As a person, it is typical that we feel concerned, worried, and fearful from time to time due to the complications that life brings. Anxiety is just a component of life. It helps us deal with the stresses we may encounter daily.

An anxiety attack is a sudden surge of overwhelming dread that comes without warning and without any apparent reason. It is far more intense than having general anxiety or just feeling stressed out. One in every 75 people worldwide will experience an anxiety attack at one point in his or her life.

Many who suffer from anxiety report a fear of dying, loosing their sanity or losing control of emotions. These incidents generally provoke a strong urge to escape or run away from the place where the attack begins. Often these anxiety attacks are associated with chest pain or shortness of breath, and even a feeling of impending doom

A person with a phobia will often experience an anxiety attacks. These anxiety attacks are brief and quickly relieved once the phobia trigger is escaped. In the conditions of chronic anxiety, one anxiety attack can usually turn into another one, leading to a nervous fatigue over a period of days.

An anxiety attack has symptoms that often occur suddenly without any apparent cause. The symptoms can be …

* Pounding heartbeat, generally faster in nature
* Increased sweating
* Dizziness, lightheadedness, nausea
* Difficulty breathing
* Tingling and/or numbness in the face
* Dreamlike sensations or perceptual distortions (de-realization)
* Disassociation, the perception that one is not connected to the body and time.
* Fear of losing control and doing something embarrassing
* Fear of dying
* Feeling of impending doom
* Crying, associated to the above symptoms

An anxiety attack usually lasts for several minutes and is considered one of the most disturbing condition that anyone can live through.

The different symptoms of anxiety attack are: first, comes the sudden jolt of fear with less or no triggering motivation, and then this will lead to a release of adrenaline (epinephrine), which causes the supposed fight-or-flight response, where the person’s body prepares for major physical activity.
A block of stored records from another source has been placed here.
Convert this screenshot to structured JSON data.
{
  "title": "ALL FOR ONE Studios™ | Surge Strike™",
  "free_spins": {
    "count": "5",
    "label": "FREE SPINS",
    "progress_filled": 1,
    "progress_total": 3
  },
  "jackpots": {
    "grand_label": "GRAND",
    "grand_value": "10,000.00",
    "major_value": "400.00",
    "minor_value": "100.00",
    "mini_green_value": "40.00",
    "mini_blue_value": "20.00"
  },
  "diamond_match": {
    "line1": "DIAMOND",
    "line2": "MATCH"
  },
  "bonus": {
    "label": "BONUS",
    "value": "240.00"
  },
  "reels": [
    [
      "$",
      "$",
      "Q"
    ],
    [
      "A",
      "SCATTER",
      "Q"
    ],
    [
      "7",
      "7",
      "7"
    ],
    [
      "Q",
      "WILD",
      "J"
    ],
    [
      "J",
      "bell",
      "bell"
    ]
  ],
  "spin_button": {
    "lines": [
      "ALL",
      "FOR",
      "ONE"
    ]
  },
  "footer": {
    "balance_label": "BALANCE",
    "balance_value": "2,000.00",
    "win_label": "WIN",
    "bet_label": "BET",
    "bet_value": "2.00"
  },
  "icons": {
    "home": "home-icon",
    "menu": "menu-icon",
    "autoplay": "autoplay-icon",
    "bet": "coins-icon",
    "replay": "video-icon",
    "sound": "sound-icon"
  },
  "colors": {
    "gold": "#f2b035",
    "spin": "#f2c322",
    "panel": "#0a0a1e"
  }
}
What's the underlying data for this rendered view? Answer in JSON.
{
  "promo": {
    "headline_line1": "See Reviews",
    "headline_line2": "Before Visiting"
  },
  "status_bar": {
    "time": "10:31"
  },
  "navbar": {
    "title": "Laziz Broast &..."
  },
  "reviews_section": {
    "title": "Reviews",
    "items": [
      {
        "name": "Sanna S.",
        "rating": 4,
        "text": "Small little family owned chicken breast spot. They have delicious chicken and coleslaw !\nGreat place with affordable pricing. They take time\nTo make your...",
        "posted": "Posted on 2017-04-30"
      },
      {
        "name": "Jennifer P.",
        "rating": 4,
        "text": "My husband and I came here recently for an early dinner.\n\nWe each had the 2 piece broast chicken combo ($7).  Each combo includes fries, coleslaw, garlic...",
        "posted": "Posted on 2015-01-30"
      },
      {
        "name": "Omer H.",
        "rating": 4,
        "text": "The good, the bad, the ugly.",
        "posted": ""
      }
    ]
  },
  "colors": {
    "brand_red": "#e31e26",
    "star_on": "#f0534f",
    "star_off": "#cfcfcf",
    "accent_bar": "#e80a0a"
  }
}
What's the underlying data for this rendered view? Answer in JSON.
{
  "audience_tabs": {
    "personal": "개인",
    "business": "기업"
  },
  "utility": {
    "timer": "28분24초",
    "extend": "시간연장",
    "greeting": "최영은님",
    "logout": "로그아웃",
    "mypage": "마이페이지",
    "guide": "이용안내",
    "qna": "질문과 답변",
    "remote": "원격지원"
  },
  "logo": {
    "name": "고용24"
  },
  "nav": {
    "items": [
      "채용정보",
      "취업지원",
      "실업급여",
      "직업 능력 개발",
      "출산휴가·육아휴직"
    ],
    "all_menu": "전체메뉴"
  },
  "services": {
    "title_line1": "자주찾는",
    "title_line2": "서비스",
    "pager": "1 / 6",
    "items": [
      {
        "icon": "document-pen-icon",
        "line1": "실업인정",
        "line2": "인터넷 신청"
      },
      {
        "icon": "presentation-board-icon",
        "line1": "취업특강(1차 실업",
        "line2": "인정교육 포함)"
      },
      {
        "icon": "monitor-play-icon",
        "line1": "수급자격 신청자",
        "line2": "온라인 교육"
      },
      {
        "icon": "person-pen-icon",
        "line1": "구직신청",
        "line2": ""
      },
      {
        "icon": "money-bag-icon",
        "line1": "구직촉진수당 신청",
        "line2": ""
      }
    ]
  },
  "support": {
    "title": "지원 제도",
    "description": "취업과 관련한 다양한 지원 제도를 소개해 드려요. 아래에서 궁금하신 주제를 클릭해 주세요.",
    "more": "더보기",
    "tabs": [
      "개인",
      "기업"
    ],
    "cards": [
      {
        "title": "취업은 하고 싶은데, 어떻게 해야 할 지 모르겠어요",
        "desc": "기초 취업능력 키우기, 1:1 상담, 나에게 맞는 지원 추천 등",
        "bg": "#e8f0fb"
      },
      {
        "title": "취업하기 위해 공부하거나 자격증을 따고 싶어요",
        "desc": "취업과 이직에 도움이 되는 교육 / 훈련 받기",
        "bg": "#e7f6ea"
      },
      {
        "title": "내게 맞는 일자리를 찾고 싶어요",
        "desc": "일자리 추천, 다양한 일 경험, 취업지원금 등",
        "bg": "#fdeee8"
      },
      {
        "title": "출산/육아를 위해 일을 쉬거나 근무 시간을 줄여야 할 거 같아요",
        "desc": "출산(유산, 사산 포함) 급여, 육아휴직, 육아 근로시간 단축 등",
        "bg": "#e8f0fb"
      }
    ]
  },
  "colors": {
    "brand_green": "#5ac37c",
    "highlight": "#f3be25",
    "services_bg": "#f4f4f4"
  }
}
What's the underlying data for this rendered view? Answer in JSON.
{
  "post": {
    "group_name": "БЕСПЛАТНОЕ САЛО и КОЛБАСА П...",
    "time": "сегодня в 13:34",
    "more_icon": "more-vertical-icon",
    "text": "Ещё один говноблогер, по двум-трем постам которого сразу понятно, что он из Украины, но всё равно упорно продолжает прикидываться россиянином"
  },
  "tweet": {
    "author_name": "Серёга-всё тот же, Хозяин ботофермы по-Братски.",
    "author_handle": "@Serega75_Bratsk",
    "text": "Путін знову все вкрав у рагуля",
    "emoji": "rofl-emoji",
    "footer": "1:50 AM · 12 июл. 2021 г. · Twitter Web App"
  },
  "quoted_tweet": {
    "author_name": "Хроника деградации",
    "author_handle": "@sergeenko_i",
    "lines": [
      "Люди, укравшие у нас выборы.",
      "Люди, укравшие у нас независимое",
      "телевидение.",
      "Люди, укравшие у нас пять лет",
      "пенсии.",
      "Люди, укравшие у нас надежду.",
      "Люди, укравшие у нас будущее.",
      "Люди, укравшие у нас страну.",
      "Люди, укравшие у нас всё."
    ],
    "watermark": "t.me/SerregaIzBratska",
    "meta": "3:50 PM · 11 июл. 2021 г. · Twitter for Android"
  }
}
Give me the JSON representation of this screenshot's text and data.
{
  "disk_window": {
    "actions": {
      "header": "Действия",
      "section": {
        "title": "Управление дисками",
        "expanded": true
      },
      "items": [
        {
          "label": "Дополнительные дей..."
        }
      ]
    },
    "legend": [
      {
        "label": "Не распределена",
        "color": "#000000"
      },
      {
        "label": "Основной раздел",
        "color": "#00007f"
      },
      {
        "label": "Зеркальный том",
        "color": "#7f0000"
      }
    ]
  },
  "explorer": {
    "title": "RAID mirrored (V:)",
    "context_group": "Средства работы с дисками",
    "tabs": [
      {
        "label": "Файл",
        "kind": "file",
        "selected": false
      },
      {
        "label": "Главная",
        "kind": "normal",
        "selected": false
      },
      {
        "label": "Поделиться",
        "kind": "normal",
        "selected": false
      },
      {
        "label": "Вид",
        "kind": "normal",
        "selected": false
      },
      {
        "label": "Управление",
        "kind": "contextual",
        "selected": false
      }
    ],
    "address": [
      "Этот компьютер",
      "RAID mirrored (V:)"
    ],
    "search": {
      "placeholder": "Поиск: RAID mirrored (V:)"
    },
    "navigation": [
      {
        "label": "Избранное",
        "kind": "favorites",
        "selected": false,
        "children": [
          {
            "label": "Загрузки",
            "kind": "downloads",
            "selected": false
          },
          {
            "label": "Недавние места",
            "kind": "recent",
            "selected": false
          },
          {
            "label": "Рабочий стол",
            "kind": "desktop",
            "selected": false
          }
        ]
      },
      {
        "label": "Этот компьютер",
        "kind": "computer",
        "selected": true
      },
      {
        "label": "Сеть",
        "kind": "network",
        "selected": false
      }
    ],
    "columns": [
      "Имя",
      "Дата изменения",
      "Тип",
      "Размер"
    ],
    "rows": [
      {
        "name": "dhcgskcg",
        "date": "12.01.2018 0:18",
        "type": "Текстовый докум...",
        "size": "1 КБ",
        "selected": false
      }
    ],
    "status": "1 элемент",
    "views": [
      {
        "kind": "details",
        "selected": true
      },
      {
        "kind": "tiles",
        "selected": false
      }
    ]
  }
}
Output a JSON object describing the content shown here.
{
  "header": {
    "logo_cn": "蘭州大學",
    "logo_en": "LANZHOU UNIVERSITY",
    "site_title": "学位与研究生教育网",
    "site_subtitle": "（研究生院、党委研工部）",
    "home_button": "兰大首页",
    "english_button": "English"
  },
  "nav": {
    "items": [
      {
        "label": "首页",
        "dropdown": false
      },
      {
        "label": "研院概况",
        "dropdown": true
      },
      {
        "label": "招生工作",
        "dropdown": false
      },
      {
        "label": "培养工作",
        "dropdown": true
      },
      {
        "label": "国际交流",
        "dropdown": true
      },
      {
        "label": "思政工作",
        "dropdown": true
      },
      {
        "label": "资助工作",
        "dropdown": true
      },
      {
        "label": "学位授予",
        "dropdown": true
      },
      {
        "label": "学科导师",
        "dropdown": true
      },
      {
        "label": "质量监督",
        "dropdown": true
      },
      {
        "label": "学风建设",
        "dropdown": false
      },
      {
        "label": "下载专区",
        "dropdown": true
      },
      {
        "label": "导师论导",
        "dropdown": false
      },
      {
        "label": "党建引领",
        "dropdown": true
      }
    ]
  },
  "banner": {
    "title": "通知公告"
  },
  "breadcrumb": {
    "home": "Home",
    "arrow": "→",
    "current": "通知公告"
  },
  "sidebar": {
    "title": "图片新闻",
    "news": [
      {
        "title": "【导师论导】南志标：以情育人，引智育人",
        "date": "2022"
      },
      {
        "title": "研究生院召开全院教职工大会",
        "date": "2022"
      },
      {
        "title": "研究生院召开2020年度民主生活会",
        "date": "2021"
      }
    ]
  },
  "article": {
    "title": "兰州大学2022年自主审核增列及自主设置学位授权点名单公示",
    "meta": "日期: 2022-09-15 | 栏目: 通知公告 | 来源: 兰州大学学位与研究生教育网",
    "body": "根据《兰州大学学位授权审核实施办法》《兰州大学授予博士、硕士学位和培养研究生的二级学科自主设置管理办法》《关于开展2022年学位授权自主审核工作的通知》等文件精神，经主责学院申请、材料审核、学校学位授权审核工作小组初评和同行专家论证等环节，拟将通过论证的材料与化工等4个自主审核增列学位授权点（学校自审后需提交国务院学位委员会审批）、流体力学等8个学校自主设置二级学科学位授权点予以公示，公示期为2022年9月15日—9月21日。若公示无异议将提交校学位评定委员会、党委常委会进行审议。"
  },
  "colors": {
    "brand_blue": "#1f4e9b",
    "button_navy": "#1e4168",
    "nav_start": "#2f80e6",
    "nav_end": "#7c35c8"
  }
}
This results to an increased heart rate, labored breathing or hyperventilation, and sweating. The diaphragm, involved in the action of the lungs, is also a muscle and it can become overly tight. When there is continuous, inferior anxiety, a person frequently works too hard when breathing. However, if there is hyperanxiety or an anxiety attack, there is overwhelming excitement, and a person may hyperventilate.

Because strenuous activity hardly ever arises, the hyperventilation leads to carbon dioxide levels lowering in the lungs and then the blood, resulting to the shift in the pH of the blood, which will then lead to many of the other symptoms, such as tingling or numbness, dizziness, and lightheadedness.

Anxiety attack is a serious condition, but before you start thinking if you have this condition and go running to see a doctor, stop and take a deep breath! Relax before you start having an anxiety attack, even if you actually don’t have it. Don’t take things too hard for it may lead to something serious and may affect your daily routine. Take things lightly. In any case, if you think you have this condition, the first thing you should do is see a doctor. If you are diagnosed with anxiety attack condition, appropriate medication and good counseling can bring your life to usual again. Otherwise, tell yourself to relax and continue to live your life to the fullest.